Cedars-Sinai is among several health systems that have been experimenting with Alexa and other digital health platforms for years, with the Los Angeles-based health system launching a project in 2019 aimed at allowing patients to use Alexa to control technology in their hospital rooms. Other health systems using the platform include Boston Children’s Hospital, Northwell Health, Houston Methodist, BayCare and Lowell General Hospital, whose 2019 project sought to turn the platform into an mHealth coach for patients discharged home after knee replacement surgery.
More recently, healthcare organizations have sought help from Amazon and others for tasks inside the hospital, especially those made more difficult by the pandemic. Through the platform, hospitals can reduce traffic in and out of patient rooms – thus reducing the chance of infection and the use of PPE as well as reducing stress on hospital staff – while also improving the patient experience through better and quicker communications and access to resources.
The senior living and home health space has long been interesting in this mHealth platform as well, envisioning Alexa and others like it as a healthcare resource as well as a means of staying in touch with family and friends and reducing loneliness.
Amazon’s enhancements in this arena include personalized services for both senior living facility staff and the residents themselves. Staff can use th4 platform to check in on residents, alert them to upcoming events and check on administrative and maintenance tasks, while residents can contact family and friends and access calendars and schedules.

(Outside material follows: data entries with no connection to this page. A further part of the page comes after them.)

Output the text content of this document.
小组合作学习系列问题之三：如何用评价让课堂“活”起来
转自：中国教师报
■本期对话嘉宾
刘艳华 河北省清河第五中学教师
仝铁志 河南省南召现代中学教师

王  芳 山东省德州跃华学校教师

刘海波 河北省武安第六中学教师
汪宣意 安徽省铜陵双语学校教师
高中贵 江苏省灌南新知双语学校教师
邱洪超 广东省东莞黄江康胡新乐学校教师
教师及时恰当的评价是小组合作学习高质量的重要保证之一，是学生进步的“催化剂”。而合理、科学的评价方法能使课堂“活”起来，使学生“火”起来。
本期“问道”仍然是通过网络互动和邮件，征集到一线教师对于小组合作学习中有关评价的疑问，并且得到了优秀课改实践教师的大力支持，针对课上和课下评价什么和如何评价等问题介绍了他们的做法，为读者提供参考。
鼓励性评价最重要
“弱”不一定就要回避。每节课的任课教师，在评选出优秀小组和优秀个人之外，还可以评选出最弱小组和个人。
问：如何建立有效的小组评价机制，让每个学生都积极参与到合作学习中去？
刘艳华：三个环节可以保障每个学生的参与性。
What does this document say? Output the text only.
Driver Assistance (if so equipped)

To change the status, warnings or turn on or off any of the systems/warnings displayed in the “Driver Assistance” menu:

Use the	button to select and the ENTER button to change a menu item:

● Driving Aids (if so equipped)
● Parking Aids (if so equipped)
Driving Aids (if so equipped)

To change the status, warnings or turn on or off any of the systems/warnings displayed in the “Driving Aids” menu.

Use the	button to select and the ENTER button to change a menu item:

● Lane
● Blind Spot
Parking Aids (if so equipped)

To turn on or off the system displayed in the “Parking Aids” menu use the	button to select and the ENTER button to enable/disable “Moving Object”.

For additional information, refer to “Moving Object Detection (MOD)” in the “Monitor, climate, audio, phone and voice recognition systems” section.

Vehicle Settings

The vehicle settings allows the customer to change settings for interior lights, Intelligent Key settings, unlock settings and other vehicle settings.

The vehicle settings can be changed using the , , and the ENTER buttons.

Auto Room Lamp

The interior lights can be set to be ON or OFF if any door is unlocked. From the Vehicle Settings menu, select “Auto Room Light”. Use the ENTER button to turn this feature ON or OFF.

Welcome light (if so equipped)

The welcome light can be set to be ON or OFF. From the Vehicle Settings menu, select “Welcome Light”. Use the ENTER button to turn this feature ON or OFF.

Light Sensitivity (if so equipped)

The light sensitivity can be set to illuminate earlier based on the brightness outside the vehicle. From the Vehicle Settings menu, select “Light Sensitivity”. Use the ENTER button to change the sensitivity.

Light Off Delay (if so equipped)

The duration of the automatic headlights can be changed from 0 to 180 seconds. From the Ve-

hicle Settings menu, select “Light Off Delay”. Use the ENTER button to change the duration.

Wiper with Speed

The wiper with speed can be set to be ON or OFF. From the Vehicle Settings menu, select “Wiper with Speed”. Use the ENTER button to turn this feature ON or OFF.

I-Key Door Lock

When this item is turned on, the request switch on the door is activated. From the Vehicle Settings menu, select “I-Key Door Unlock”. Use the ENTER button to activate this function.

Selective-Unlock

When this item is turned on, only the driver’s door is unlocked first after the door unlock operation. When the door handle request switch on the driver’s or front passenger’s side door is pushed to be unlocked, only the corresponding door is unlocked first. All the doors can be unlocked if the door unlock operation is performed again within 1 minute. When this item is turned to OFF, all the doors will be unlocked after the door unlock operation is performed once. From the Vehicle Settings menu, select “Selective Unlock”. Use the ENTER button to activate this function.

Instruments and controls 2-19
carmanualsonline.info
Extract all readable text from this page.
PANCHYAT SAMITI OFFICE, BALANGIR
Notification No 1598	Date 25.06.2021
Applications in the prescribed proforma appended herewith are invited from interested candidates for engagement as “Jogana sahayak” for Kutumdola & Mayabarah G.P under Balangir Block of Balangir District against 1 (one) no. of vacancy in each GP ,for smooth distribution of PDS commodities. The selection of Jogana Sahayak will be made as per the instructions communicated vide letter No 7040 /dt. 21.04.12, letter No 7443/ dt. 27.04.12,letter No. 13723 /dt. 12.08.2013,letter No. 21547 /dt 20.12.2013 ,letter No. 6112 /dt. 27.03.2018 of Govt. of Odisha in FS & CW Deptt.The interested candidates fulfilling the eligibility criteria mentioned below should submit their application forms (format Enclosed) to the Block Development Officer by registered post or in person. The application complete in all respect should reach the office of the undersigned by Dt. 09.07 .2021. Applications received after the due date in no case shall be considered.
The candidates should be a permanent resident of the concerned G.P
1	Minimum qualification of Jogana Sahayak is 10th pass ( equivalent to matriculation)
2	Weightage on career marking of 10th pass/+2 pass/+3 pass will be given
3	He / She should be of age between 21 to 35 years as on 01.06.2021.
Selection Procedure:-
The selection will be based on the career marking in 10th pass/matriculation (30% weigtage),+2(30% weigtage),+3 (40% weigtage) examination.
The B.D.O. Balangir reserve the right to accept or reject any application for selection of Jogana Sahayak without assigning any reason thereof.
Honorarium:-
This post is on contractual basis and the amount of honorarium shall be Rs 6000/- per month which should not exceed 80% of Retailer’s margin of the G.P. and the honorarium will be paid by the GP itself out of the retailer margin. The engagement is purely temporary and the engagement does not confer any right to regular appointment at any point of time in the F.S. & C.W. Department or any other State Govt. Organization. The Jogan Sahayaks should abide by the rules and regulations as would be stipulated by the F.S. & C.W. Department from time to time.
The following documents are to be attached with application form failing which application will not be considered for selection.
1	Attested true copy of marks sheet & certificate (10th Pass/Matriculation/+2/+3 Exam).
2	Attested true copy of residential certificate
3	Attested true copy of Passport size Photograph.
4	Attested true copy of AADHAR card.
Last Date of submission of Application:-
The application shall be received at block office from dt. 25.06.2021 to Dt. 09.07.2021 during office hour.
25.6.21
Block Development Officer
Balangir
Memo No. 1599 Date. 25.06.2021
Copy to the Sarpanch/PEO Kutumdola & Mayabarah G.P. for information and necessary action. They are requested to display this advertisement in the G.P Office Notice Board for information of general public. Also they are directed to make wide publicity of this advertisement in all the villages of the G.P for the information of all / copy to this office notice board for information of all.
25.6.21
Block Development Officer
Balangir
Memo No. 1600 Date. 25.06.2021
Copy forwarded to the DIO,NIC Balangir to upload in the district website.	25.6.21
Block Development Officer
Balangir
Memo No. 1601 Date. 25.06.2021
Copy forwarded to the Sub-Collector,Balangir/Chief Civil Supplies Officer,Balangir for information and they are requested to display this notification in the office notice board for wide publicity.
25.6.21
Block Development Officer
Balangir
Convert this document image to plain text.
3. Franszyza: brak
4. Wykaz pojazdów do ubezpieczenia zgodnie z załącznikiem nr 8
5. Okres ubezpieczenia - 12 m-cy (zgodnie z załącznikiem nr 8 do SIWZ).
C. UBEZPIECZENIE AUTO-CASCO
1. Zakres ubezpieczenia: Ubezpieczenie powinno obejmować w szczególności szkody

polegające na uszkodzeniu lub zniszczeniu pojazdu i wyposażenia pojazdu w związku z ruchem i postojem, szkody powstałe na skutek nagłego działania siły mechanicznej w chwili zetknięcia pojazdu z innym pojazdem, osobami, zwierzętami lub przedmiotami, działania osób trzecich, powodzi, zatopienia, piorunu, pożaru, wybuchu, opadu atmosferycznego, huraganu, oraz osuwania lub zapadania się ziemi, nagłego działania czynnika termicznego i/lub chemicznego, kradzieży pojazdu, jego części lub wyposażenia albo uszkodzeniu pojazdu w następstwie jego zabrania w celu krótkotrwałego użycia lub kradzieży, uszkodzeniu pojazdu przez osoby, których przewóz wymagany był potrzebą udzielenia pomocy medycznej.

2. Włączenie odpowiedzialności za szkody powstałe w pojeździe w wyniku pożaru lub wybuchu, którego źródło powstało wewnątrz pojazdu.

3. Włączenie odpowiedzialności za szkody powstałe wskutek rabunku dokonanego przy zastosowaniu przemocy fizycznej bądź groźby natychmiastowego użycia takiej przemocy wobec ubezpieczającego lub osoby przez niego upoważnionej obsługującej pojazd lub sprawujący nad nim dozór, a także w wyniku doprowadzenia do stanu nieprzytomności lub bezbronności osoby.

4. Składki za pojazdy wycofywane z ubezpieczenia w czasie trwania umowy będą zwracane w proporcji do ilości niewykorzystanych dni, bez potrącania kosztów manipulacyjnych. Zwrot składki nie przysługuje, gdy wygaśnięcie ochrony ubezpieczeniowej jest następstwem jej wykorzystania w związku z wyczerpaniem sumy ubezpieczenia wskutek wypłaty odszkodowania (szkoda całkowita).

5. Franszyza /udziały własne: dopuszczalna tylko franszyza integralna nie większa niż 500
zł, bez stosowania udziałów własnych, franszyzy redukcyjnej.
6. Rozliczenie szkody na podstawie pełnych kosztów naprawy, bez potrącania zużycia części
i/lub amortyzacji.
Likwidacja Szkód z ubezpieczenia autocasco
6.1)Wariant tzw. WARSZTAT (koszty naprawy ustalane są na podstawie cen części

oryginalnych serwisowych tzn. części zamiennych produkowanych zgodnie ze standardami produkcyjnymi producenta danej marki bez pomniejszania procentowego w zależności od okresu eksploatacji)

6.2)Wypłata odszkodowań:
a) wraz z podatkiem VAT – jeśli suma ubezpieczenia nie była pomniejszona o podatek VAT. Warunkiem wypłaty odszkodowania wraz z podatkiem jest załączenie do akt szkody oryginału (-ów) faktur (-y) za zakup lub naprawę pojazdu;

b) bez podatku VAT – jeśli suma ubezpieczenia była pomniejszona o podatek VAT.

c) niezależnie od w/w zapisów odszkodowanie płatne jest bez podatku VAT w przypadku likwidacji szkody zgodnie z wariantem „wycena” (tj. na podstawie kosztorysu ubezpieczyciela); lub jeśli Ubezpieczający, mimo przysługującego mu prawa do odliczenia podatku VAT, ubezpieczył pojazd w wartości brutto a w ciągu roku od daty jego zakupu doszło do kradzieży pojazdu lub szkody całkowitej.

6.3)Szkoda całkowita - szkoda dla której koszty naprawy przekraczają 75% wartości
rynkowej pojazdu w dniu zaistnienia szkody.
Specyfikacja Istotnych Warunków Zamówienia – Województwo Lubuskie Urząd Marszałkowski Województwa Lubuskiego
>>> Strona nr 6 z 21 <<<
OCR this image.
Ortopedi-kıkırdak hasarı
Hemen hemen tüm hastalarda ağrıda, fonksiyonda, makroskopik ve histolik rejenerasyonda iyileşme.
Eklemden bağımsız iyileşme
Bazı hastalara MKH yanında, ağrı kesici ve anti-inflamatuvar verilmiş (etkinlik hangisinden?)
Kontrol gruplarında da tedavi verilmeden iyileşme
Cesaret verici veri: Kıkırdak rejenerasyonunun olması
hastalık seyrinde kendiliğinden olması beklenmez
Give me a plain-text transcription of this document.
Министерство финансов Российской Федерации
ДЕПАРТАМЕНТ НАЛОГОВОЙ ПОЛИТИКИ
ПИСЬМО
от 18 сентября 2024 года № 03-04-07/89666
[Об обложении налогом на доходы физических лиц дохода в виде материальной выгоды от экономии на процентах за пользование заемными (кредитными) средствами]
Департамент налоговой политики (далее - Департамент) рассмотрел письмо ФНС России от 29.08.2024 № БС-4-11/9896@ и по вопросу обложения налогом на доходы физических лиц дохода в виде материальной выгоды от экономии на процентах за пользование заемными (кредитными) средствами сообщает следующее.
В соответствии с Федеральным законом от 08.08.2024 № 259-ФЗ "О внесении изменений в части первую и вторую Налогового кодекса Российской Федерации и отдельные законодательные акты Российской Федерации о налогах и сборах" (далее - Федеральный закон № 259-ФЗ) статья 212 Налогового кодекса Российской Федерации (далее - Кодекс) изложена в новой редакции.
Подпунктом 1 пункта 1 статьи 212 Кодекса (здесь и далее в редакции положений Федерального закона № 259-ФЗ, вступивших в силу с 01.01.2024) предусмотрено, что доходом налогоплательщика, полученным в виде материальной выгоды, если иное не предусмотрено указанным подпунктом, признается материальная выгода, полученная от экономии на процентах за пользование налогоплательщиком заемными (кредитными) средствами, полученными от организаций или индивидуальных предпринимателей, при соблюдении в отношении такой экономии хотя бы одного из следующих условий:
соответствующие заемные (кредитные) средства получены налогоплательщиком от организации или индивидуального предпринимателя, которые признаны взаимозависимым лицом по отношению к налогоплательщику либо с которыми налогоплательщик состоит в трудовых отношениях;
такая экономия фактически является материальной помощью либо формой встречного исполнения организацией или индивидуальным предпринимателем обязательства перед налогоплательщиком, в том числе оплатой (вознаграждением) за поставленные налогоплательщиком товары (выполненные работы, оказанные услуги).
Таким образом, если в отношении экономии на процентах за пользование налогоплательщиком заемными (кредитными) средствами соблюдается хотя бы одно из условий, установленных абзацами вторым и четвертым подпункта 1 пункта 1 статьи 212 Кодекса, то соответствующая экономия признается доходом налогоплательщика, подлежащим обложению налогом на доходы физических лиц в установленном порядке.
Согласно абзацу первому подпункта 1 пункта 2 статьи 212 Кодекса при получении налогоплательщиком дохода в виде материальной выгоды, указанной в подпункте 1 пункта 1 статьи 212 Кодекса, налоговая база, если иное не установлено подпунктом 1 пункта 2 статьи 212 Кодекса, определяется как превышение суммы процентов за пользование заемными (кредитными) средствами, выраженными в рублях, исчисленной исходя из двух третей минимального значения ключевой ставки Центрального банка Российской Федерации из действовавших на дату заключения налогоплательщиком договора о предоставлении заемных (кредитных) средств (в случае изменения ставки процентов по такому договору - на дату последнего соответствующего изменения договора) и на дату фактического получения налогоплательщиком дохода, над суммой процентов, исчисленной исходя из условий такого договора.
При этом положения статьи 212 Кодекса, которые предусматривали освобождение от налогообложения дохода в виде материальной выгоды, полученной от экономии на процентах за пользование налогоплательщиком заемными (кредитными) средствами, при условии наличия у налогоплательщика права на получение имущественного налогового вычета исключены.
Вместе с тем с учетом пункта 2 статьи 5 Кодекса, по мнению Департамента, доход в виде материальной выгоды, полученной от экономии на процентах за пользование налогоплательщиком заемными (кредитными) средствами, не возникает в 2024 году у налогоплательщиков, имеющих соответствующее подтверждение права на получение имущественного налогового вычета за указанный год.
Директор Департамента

“We’ve consistently moved to put our residents in the position to live their best lives, now,” John A. Moore, chairman and CEO of Atria Senior Living, said in the Amazon press release. “Technology has played a critical role in this effort. When you combine our resident and family app with the deployment of Alexa Smart Properties in our communities, seniors have an even greater ability to write the next chapter of their lives through easy-to-use technology that keeps them engaged and connected to their families at all times.”
“Voice integration has the power to transform how resident requests are made and how staff respond,” added Kim Judd, general manager of Lifeline Senior Living. “Adding Alexa Smart Properties functionality to our CarePoint resident safety system enables residents to make hands-free help requests and receive verbal confirmation to know they’ve been heard. And staff can see the context of requests and triage more efficiently. It opens up new opportunities for better care, from simple requests to daily announcements, resident check-ins, even helping to ease social isolation.”
The technology is likely to become even more popular as senior living facilities and health systems move more services into the home, through remote patient monitoring and other platforms.
“It becomes a companion,” Debra Harrison, RN, manager of public subsidized housing for Los Angeles-based Libertana, said in a 2018 interview with mHealthIntelligence on her work with Alexa. “It gives them a (round-the-clock) link to a caregiver while still giving them back their independence.”